In an emailed statement, Amazon said it has committed to a $15 minimum wage for all of its workers, following criticism about wages in its warehouses. It has also pledged to reach net zero carbon emissions by 2040 following demonstrations by activist employees who said the company wasn’t doing enough to address climate change.

It was evident, between honking vehicles, with upset drivers inside because they were blocked by traffic, that the theme of the night was that the consumers truly have the power in this battle for environmental and social justice.

“I’m here to acknowledge that we are standing on the lands of the first people and they were the first water protectors on these lands. These Amazon trucks are not protecting Mother Earth. Amazon does not care about our communities, the earth, or our lands. We must lift the voices of our ancestors…protect the earth, the sky and the land,” said Mary Valdemar, community advocate.

“Together, we can accomplish this by not giving them our dollars and by not buying their nonsense when they say that they care about our community,” said Vladimir. The protest ended with the participants chanting, “No justice, no peace.” 
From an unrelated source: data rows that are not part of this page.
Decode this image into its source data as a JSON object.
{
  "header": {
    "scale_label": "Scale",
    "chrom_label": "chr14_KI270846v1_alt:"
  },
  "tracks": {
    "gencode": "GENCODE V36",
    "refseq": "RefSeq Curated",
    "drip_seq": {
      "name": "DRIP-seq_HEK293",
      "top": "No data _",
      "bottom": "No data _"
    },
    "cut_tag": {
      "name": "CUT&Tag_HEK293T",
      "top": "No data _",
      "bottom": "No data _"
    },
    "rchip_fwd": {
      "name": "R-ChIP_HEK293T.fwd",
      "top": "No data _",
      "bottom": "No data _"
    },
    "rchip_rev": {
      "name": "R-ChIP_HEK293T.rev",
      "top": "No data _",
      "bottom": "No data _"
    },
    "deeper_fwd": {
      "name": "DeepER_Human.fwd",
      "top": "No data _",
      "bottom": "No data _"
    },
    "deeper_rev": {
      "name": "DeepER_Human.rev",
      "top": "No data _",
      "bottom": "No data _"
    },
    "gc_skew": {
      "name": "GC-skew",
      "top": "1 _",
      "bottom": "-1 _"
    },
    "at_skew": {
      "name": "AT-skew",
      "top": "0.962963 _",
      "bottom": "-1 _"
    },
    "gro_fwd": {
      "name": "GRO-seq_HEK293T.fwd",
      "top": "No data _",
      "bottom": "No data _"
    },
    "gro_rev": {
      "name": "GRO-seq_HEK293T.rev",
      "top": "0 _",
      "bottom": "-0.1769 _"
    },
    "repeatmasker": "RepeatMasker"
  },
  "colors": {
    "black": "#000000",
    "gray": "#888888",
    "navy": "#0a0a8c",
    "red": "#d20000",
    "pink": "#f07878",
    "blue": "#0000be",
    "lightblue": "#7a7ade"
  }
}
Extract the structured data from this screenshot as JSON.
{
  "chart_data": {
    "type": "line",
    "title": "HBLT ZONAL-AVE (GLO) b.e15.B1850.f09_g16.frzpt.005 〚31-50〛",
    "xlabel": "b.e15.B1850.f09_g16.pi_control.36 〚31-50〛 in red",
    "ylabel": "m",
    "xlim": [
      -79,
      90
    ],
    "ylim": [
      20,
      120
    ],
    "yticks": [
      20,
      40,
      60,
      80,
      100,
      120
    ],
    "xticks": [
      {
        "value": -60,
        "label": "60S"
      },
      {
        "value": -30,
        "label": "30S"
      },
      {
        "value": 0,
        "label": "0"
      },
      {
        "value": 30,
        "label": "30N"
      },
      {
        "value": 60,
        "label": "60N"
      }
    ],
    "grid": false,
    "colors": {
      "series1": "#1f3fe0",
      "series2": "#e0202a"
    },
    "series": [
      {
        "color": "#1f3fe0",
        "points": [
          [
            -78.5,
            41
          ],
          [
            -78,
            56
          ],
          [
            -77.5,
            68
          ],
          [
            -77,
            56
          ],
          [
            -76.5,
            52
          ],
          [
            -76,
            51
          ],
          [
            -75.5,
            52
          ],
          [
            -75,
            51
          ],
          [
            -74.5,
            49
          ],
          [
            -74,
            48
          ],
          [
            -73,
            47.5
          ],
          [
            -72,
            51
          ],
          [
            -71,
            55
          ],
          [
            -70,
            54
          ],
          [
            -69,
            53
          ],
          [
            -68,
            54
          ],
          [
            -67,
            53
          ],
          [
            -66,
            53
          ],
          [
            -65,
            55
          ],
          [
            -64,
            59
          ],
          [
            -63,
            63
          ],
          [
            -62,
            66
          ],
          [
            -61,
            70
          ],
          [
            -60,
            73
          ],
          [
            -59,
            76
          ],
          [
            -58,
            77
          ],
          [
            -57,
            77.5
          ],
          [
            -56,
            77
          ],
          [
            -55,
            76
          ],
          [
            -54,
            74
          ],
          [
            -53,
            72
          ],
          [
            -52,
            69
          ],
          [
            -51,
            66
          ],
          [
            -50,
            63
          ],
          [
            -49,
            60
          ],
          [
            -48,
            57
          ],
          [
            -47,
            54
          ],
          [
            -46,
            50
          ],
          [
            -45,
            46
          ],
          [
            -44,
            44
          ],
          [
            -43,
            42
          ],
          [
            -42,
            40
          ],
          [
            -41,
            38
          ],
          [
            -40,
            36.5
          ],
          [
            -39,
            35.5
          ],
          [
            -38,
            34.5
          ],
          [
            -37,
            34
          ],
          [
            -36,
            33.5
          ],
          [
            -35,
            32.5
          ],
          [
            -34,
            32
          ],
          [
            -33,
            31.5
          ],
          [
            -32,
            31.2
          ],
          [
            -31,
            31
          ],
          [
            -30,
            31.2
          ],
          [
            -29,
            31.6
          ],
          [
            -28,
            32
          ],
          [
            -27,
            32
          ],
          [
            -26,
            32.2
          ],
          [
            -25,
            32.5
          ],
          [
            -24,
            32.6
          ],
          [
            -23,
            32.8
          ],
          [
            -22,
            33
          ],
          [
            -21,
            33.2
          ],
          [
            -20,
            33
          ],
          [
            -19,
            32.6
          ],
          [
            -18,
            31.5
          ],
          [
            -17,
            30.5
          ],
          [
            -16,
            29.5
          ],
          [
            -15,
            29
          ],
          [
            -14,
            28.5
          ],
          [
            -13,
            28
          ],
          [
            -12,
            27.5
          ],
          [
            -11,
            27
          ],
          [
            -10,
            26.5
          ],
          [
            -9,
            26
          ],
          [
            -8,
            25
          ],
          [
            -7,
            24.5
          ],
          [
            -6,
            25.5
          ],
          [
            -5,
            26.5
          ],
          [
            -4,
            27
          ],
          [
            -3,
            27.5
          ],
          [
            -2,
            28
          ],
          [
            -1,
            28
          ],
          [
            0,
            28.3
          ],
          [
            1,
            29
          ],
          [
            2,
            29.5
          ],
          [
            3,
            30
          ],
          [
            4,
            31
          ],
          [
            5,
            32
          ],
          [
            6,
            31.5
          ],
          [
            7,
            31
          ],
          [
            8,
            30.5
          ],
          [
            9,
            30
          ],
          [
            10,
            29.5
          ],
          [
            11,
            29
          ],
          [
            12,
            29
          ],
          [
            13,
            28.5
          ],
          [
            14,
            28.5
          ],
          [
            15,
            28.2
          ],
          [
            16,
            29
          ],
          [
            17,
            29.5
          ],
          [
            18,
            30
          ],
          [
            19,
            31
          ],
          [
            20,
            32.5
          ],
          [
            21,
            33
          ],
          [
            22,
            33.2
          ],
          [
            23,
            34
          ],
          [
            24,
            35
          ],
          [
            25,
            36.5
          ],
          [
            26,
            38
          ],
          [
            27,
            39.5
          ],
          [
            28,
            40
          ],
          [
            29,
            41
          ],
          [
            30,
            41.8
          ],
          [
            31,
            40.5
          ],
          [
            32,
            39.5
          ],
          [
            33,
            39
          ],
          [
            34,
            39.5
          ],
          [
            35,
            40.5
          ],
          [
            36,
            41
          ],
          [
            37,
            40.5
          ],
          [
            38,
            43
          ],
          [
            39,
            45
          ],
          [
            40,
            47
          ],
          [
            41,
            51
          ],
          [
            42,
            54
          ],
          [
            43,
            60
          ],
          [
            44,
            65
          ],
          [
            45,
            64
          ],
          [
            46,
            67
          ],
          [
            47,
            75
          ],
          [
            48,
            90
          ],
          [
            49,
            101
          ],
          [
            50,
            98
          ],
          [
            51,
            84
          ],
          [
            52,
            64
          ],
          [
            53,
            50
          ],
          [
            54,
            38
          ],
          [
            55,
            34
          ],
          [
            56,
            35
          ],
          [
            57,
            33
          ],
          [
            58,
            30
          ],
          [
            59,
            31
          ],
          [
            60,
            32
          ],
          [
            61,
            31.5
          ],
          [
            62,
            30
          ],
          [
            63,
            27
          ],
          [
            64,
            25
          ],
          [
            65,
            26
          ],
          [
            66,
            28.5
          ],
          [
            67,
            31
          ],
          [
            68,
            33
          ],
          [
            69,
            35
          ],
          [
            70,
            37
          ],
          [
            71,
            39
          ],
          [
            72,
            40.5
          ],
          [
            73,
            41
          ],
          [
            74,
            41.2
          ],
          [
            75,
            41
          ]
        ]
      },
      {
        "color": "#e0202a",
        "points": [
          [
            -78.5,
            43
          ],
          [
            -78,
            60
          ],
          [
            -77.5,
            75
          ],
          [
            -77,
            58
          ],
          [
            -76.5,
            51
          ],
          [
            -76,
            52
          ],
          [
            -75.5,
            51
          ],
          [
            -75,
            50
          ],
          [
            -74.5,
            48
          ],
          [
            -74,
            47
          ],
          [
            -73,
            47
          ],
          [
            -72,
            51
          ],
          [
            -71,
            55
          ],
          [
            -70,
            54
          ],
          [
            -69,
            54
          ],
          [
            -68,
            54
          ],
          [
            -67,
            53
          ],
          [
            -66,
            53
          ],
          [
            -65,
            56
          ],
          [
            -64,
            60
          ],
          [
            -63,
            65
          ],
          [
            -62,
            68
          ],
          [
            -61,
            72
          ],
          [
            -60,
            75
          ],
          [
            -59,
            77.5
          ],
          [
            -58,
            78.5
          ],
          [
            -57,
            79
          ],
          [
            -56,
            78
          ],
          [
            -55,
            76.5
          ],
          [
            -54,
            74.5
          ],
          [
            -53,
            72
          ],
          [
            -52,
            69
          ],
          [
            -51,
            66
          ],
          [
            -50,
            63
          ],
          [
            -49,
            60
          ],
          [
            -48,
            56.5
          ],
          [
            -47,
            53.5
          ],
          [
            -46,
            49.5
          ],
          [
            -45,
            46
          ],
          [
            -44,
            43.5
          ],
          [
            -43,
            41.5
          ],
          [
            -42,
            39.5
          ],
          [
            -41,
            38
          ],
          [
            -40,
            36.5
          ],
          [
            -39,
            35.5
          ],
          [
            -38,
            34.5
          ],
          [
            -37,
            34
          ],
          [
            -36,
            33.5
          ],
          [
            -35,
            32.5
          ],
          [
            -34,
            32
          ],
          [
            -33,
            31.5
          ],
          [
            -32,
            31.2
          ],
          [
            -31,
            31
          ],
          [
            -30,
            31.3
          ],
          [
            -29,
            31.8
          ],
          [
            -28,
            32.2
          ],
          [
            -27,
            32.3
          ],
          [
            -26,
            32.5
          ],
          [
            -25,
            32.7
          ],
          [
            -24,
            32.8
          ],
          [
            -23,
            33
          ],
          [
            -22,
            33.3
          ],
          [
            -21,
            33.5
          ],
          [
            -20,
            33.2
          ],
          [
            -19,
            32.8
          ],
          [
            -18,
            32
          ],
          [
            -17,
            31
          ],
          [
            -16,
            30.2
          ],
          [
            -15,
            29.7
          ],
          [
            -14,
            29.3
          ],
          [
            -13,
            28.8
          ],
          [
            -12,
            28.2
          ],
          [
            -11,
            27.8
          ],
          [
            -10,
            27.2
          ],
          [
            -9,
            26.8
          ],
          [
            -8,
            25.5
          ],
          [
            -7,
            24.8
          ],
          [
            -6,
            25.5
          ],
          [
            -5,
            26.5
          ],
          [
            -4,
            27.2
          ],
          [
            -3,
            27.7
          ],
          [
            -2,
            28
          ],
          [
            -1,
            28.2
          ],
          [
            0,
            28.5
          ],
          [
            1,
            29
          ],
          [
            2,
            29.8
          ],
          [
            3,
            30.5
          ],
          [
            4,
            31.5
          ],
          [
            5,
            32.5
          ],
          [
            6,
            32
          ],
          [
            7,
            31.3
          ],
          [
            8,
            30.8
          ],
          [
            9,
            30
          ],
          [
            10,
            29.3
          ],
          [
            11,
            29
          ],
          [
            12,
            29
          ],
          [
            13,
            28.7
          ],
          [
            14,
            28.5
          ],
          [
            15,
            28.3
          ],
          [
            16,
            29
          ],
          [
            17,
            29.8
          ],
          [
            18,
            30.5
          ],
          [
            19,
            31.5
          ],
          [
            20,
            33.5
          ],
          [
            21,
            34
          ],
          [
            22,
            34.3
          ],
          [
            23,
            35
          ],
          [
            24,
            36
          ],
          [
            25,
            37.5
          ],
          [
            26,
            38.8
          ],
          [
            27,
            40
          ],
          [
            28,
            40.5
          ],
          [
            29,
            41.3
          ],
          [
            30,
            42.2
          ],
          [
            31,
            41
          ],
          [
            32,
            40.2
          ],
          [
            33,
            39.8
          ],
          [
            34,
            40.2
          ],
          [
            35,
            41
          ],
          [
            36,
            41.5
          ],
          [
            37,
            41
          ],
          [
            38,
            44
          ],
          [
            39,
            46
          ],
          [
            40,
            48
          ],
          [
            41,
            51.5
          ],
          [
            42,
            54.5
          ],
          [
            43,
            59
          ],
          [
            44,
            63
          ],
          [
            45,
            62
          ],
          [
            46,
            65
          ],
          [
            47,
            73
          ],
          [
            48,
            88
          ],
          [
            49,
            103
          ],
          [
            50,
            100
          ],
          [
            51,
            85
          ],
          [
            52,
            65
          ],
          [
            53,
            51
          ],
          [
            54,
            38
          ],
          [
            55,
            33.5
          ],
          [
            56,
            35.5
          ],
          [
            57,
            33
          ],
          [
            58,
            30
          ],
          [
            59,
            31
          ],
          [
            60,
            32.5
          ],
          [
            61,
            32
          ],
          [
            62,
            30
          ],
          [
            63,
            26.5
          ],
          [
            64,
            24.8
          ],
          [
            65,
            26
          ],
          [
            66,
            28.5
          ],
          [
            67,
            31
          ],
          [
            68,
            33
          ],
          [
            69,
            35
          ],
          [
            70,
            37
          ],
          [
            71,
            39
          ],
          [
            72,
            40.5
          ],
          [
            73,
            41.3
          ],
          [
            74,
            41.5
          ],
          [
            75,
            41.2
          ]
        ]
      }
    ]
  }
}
Amazon’s rumored first regional air hub in the western United States is commonly known as the ‘Eastgate Air Cargo Logistic Center’ and will add at least 24 around-the-clock air cargo flights and 7,516 vehicle trips daily, including 500 daily truck trips, to an area already known for the worst smog pollution in the country. Local residents previously turned out in large numbers to a ​community town hall​ in April 2019 and to the Federal Aviation Administration’s ​hearing​ on the Eastgate project in August 2019, to urge Amazon to agree to a CBA at San Bernardino International Airport that meets community needs and minimizes community harm.

“Amazon’s practice of building facilities filled with thousands of low-wage jobs in already polluted and disinvested communities is the result of shortsighted developers and politicians ignoring the real harm that the company has done,” says Tom Dolan, executive director of the Inland Congregations United for Change, and a San Bernardino resident of 22 years. “With Eastgate, community members are demanding that the project actually benefit our community through the enforcement of well-defined standards for cleaner air and living-wage jobs.”